33 For Tophet is ordained of old; yea, for the king it is prepared; he hath made it deep and large: the pile thereof is fire and much wood; the breath of the LORD, like a stream of brimstone, doth kindle it.

Here is Tophet ordained and prepared for them (v33). The valley of the son of Hinnom, adjoining to Jerusalem, was called Tophet. In that valley, it is supposed, many of the Assyrian regiments lay encamped, and were there slain by the destroying angel; or there the bodies of those that were so slain were burned. 

Hezekiah had lately, and from yesterday (so the word is) ordained it; that is, say some, he had cleared it of the images that were set up in it, to which they there burnt their children, and so prepared it to be a receptacle for the dead bodies of their enemies, for the king of Assyria (that is, for his army) it is prepared, and there is fuel enough ready to burn them all; and they shall be consumed as suddenly and effectually as if the fire were kept burning by a continual stream of brimstone, for such the breath of the Lord, His word and His wrath, will be to it. 

Now as the prophet, in the foregoing promises, slides into the promises of gospel graces and comforts, so here, in the threatening of the ruin of Sennacherib’s army, he points at the final and everlasting destruction of all impenitent sinners. 

Our Saviour calls the future misery of the damned Gehenna, in allusion to the valley of Hinnom, which gives some countenance to the applying of this to that misery, as also that in the Apocalypse it is so often called the lake that burns with fire and brimstone.

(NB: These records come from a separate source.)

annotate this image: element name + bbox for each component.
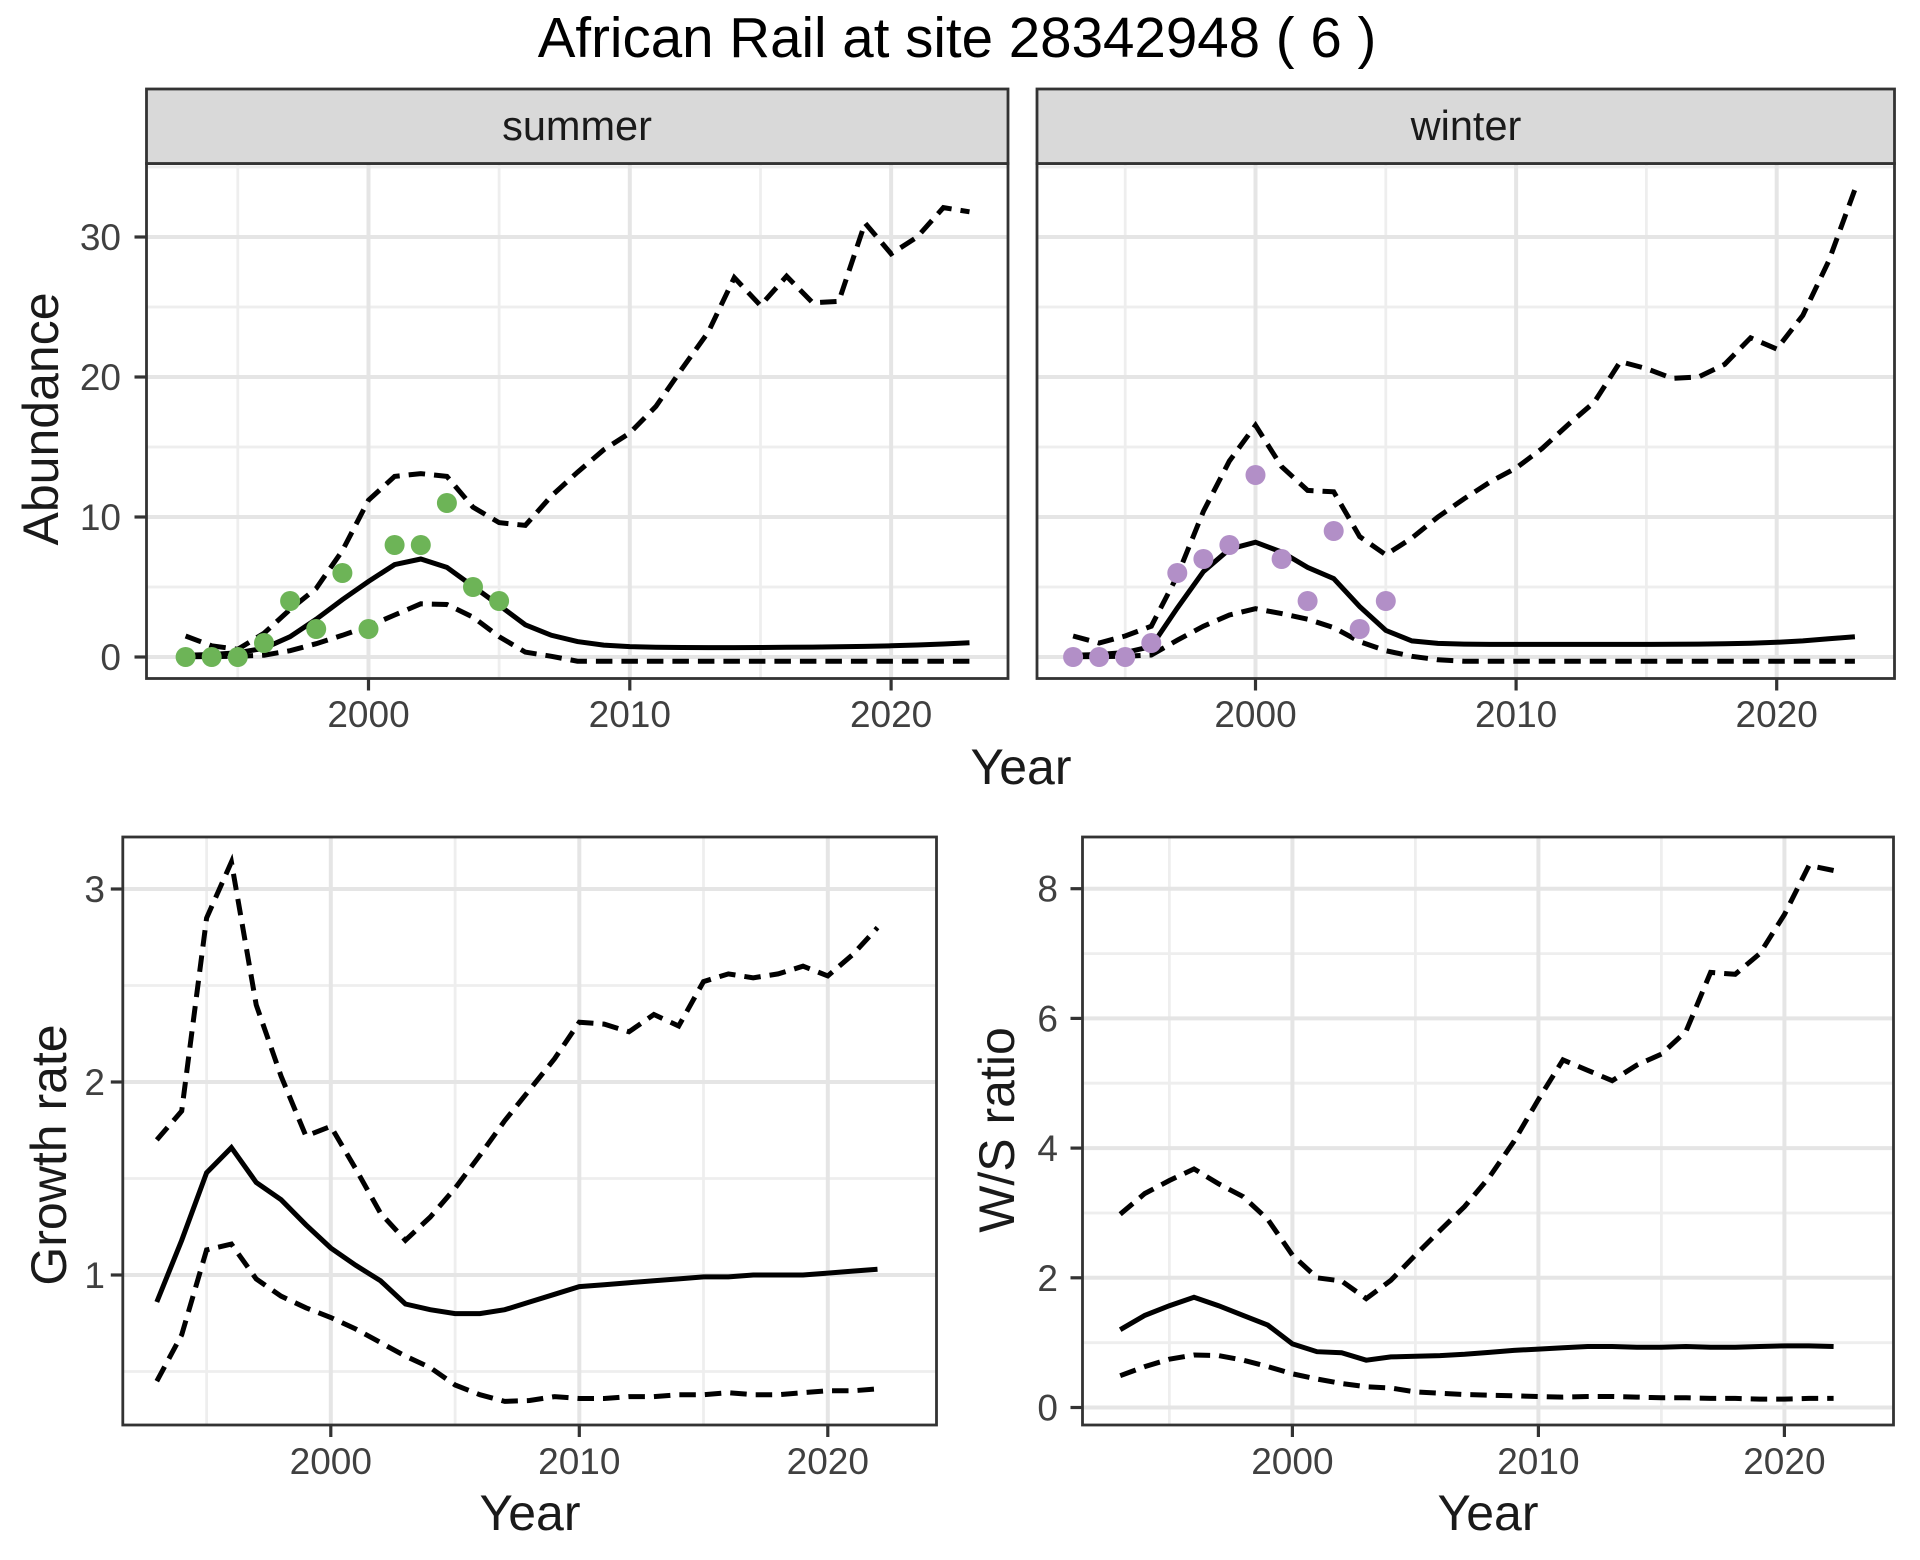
svg-text:2020: 2020 — [1743, 1441, 1825, 1482]
svg-text:Year: Year — [970, 739, 1071, 795]
svg-text:2000: 2000 — [1214, 694, 1296, 735]
svg-text:2010: 2010 — [589, 694, 671, 735]
svg-text:2020: 2020 — [850, 694, 932, 735]
svg-text:2000: 2000 — [327, 694, 409, 735]
svg-text:1: 1 — [84, 1255, 105, 1296]
svg-text:W/S ratio: W/S ratio — [969, 1027, 1025, 1233]
svg-text:Year: Year — [1437, 1485, 1538, 1541]
svg-text:2000: 2000 — [290, 1441, 372, 1482]
svg-text:summer: summer — [502, 102, 652, 149]
svg-text:2: 2 — [84, 1062, 105, 1103]
svg-text:10: 10 — [80, 497, 121, 538]
svg-text:2020: 2020 — [787, 1441, 869, 1482]
svg-text:0: 0 — [100, 637, 121, 678]
svg-text:3: 3 — [84, 869, 105, 910]
svg-text:2010: 2010 — [1475, 694, 1557, 735]
svg-text:2000: 2000 — [1251, 1441, 1333, 1482]
svg-text:2020: 2020 — [1736, 694, 1818, 735]
svg-text:2: 2 — [1037, 1258, 1058, 1299]
svg-text:6: 6 — [1037, 998, 1058, 1039]
svg-text:0: 0 — [1037, 1388, 1058, 1429]
svg-text:Abundance: Abundance — [13, 292, 69, 545]
svg-text:2010: 2010 — [538, 1441, 620, 1482]
svg-text:2010: 2010 — [1497, 1441, 1579, 1482]
svg-text:8: 8 — [1037, 869, 1058, 910]
svg-text:20: 20 — [80, 357, 121, 398]
svg-text:4: 4 — [1037, 1128, 1058, 1169]
svg-text:African Rail at site 28342948: African Rail at site 28342948 ( 6 ) — [538, 6, 1377, 69]
svg-text:30: 30 — [80, 217, 121, 258]
svg-text:Growth rate: Growth rate — [21, 1024, 77, 1285]
svg-text:winter: winter — [1410, 102, 1522, 149]
svg-text:Year: Year — [479, 1485, 580, 1541]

Revelation 20:11-15 (KJV) And I saw a great white throne, and him that sat on it, from whose face the earth and the heaven fled away; and there was found no place for them. 12 And I saw the dead, small and great, stand before God; and the books were opened: and another book was opened, which is the book of life: and the dead were judged out of those things which were written in the books, according to their works. 13 And the sea gave up the dead which were in it; and death and hell delivered up the dead which were in them: and they were judged every man according to their works. 14 And death and hell were cast into the lake of fire. This is the second death. 15 And whosoever was not found written in the book of life was cast into the lake of fire.

This is said to be prepared of old for the devil and his angels, for the greatest of sinners, the proudest, and that think themselves not accountable to any for what they say and do; even for kings it is prepared. It is deep and large, sufficient to receive the world of the ungodly; the pile thereof is fire and much wood.

God’s wrath is the fire, and sinners make themselves fuel to it; and the breath of the Lord (the power of his anger) kindles it and will keep it ever burning. [Matthew Henry]

CONCLUSION

The people of God are exhorted to be alert and watchful to the wiles of the enemy and to trust the LORD to keep them whatever the dangers before them. He never fails and never will. Amen.